= Ogden–Roxburgh model =

The Ogden–Roxburgh model is an approach published in 1999 which extends hyperelastic material models to allow for the Mullins effect. It is used in several commercial finite element codes, and is named after R.W. Ogden and D. G. Roxburgh. The fundamental idea of the approach can already be found in a paper by De Souza Neto et al. from 1994.
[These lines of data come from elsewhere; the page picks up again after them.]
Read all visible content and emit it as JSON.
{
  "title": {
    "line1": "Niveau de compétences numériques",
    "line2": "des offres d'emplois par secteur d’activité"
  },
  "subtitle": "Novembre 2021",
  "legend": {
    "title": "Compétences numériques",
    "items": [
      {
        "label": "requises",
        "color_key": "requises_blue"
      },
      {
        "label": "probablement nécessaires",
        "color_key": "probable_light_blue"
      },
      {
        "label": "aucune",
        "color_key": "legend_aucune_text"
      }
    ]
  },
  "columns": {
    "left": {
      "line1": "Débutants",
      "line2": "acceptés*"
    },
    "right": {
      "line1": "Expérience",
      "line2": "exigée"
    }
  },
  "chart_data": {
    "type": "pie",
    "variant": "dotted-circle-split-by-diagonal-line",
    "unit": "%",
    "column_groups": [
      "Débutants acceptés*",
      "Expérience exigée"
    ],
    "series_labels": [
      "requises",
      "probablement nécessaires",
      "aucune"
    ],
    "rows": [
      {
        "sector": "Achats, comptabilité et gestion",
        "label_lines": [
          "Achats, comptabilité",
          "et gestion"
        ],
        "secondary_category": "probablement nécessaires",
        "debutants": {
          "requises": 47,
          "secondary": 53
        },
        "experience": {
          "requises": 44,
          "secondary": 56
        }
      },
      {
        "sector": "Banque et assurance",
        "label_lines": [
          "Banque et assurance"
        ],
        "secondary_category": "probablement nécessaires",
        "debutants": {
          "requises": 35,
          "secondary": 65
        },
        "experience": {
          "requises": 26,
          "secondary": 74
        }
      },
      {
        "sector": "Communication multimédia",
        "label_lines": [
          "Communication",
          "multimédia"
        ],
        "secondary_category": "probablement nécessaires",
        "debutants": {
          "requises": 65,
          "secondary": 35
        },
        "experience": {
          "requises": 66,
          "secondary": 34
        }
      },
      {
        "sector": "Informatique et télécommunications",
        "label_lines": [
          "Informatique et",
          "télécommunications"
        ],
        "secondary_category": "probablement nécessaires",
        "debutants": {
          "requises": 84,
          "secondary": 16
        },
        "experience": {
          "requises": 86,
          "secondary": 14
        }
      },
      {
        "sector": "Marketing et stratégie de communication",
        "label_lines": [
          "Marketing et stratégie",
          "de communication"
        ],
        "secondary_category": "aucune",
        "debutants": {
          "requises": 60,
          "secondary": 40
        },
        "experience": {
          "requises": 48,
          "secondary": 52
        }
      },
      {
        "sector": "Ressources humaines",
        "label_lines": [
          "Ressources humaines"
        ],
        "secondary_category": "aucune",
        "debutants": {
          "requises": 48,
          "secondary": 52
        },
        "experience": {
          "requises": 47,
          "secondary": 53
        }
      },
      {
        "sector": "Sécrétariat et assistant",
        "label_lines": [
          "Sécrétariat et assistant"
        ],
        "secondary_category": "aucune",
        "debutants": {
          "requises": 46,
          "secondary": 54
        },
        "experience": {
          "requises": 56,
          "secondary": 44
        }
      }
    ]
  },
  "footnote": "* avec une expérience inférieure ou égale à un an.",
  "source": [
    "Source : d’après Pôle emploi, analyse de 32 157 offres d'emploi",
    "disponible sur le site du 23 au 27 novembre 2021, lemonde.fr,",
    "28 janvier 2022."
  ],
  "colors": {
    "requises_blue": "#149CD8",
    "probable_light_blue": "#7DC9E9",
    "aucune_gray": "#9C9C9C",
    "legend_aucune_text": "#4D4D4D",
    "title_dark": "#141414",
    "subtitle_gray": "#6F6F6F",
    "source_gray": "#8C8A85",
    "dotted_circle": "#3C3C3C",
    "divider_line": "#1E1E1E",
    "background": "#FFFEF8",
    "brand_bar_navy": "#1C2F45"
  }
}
The basis of pseudo-elastic material models is a hyperelastic second Piola–Kirchhoff stress $\boldsymbol{S}_0$, which is derived from a suitable strain energy density function $W(\boldsymbol{C})$:
$\boldsymbol{S} = 2 \frac{\partial W}{\partial \boldsymbol{C}} \quad .$
The key idea of pseudo-elastic material models is that the stress during the first loading process is equal to the basic stress $\boldsymbol{S}_0$. Upon unloading and reloading $\boldsymbol{S}_0$ is multiplied by a positive softening function $\eta$. The function $\eta$ thereby depends on the strain energy $W(\boldsymbol{C})$ of the current load and its maximum $W_{max}(t) := \max\{W(\tau), \tau \le t\}$ in the history of the material:
$$\boldsymbol{S} = \eta(W, W_{max}) \boldsymbol{S}_0, \quad \text{where } \eta
 \begin{cases}
  = 1, \quad & W = W_{max},\\
  < 1, & W < W_{max}
 \end{cases} \quad .$$

It was shown that this idea can also be used to extend arbitrary inelastic material models for softening effects.